L’Assemblée nationale a validé l’interdiction des couverts jetables en plastique malgré l’opposition du gouvernement. Elle acte par ailleurs le refus d’inscrire l’interdiction du glyphosate dans la loi.

La loi alimentation et agriculture prend forme. Adopté par le Sénat en juin, le texte a fait son grand retour à l’Assemblée nationale cette semaine, faute d’accord en commission mixte paritaire. Son examen s’est achevé dans la nuit du vendredi au samedi. Il devra ensuite être étudié en séance publique au Sénat à partir du 25 septembre. Retour sur les principales mesures adoptées ou rejetées par les députés:

Le gouvernement y était opposé. Et pourtant, l’Assemblée nationale a approuvé l’interdiction des couverts et contenants jetables en plastique au 1er janvier 2020. Sont concernés les «couverts, piques à steak, couvercles à verre jetables, plateaux repas, pots à glace, saladier, boîtes», comme l’indique l’amendement adopté. Cette interdiction s’ajoute à celle des pailles et des bâtonnets mélangeurs pour boisson en plastique, adoptée par le Sénat. «La France a les moyens d’agir, d’être fer de lance sur ce sujet, comme nous avons pu l’être sur les sacs en plastique, comme nous avons pu déjà le voter sur les assiettes jetables. Allons plus loin! Faisons en sorte d’attaquer la prochaine décennie en nous éloignant de cette dépendance au plastique», a lancé François-Michel Lambert (LREM, ex-EELV). Le ministre de l’Agriculture, Stéphane Travert, s’est montré moins enthousiaste: «Il y a une nécessité de changement de comportement pour diminuer le nombre de déchets, notamment ceux issus des produits plastiques. Mais il faut être cohérent (…) Je souhaite que l’on puisse disposer d’informations pour mieux évaluer l’impact économique et écologique», a-t-il plaidé. En vain.

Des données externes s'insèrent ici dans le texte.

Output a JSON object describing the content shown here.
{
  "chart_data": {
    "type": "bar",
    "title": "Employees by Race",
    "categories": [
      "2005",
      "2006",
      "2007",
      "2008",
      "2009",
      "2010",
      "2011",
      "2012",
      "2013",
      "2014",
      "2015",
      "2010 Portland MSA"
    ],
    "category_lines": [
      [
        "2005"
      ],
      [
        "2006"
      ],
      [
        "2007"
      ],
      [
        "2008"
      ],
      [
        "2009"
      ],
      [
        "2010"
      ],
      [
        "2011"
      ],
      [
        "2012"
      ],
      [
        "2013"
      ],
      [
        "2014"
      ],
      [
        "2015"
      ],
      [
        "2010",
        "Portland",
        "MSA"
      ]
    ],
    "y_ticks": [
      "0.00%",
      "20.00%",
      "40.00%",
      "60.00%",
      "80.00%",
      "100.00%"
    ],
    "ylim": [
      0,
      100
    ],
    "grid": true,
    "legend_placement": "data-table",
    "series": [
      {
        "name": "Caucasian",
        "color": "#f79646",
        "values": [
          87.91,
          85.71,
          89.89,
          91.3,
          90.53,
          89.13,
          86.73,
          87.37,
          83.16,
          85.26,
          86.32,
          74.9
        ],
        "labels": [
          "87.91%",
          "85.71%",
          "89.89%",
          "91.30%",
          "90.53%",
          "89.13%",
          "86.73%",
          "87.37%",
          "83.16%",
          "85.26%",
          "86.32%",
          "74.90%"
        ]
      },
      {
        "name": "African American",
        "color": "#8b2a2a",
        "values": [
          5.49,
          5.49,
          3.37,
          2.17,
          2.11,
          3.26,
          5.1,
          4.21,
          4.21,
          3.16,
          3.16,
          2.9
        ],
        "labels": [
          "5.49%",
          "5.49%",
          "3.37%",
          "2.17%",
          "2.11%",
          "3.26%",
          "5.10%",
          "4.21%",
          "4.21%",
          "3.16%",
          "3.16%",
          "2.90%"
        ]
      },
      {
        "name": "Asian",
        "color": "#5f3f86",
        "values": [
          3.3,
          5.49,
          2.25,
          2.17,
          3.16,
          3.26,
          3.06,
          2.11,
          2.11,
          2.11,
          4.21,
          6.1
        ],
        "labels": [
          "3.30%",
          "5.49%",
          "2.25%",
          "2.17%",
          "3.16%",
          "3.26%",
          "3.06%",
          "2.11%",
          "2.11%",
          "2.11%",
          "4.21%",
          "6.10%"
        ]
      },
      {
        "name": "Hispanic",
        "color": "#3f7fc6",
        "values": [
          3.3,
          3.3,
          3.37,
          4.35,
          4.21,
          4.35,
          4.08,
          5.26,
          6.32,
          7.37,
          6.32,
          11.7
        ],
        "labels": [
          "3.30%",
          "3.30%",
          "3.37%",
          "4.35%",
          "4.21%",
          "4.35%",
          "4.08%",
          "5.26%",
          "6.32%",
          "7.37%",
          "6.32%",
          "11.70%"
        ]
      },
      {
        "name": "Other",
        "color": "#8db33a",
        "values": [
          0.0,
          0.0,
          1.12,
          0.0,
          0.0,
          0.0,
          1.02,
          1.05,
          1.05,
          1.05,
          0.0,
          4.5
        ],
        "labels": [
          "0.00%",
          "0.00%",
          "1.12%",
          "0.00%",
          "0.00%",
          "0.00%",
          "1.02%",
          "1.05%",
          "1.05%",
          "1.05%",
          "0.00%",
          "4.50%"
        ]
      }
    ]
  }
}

Une autre interdiction a été adoptée par les députés: celle des «contenants alimentaires de cuisson, de réchauffe et de service en matière plastique» dans les cantines, de la crèche à l’université, au plus tard au 1er janvier 2025. Cette échéance concerne les collectivités de 2000 habitants et plus. Pour les collectivités de moins de 2000 habitants, l’interdiction doit prendre effet d’ici 2028. En première lecture, l’Assemblée nationale avait simplement autorisé, à titre expérimental et pour une durée de trois ans, les collectivités à bannir les contenants en plastique dans leurs services de restauration collective. En allant plus loin, les députés souhaitent «introduire un principe de précaution (…) visant à protéger la santé de nos enfants et à protéger notre environnement», a expliqué la députée LREM Laurianne Rossi.